The Ache of Lost Prophets

Thursday was a sad day as I was informed of the passing of JD Salinger. A good friend called me at work and the sinking feeling that prevailed in the wake of the news was almost too much to bear.

It isn't that his is an untimely death - the man was 91 - but that it marks yet another loss in the artistic community. In fact, my emotions on Thursday and the days that followed have been reminiscent of similar losses. Less like David Foster Wallace or Jeff Buckley, more like Madeleine L'Engle or Kurt Vonnegut.

I'm reminded of Reva's lecture, what's now so long ago, and her grief after Vonnegut. Upon hearing of his death, she lamented to her husband of all the prophets dying off - the world barren of truth tellers. Wisely he replied that others would surface. Indeed the world waits for a new generation of prophets.

Why is it that we ache for them? Continue to recognize our need? I believe they are vital because they continue to paint the ways we can redeem the world.

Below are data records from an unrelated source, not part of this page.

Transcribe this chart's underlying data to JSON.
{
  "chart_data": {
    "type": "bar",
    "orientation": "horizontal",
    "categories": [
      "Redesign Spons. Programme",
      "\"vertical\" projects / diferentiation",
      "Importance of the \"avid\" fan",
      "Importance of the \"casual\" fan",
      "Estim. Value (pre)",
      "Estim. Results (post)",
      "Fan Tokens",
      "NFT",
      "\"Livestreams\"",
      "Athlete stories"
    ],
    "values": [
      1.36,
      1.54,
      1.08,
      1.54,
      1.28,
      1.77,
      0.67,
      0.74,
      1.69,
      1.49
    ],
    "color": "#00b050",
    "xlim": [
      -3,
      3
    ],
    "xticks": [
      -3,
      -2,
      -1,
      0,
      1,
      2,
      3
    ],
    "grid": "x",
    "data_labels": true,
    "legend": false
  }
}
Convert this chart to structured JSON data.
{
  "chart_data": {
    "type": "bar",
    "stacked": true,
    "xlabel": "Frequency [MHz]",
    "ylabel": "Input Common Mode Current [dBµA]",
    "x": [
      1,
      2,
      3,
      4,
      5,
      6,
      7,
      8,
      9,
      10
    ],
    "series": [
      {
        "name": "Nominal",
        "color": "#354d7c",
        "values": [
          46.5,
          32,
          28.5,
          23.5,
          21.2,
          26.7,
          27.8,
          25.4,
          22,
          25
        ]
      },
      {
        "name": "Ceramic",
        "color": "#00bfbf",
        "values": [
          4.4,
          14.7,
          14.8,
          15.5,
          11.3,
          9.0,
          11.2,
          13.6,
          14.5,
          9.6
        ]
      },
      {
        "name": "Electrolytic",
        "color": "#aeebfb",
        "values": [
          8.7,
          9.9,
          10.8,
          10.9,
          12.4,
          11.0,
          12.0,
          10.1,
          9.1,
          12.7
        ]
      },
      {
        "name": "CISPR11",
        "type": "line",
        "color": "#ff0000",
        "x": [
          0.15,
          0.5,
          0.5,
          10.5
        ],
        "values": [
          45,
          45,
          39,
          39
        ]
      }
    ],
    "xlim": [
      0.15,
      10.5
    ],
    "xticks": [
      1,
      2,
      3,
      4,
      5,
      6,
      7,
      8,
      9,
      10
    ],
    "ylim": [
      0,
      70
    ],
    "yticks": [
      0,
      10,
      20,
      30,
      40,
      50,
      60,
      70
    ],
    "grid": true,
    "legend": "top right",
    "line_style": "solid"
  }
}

Art is a form of redemption, no matter its form, and when another craftsman leaves us, the vacancy is felt with such weight, and it is difficult to hope for the void to be filled again.

Indeed with all the technological advances shoving us away from traditional means in which to make art (it's somewhat miraculous any of us commits real pen to real paper anymore) we wonder, if not publicly, in our own heads, if we are the last ones who will continue the tradition. Will the prophets, the artists, eventually die out?

Coming to this question, or this realization, does more than sober, it terrifies. Art is a shining light in a world so often dimmed by fads and frequencies, vapid entertainment distracting us from the true, the whole, the beautiful.

For today, the gift of the prophets, the storytellers, the artists, is still with us. Recognition and gratitude are how I choose to respond, even in my grieving the loss of another.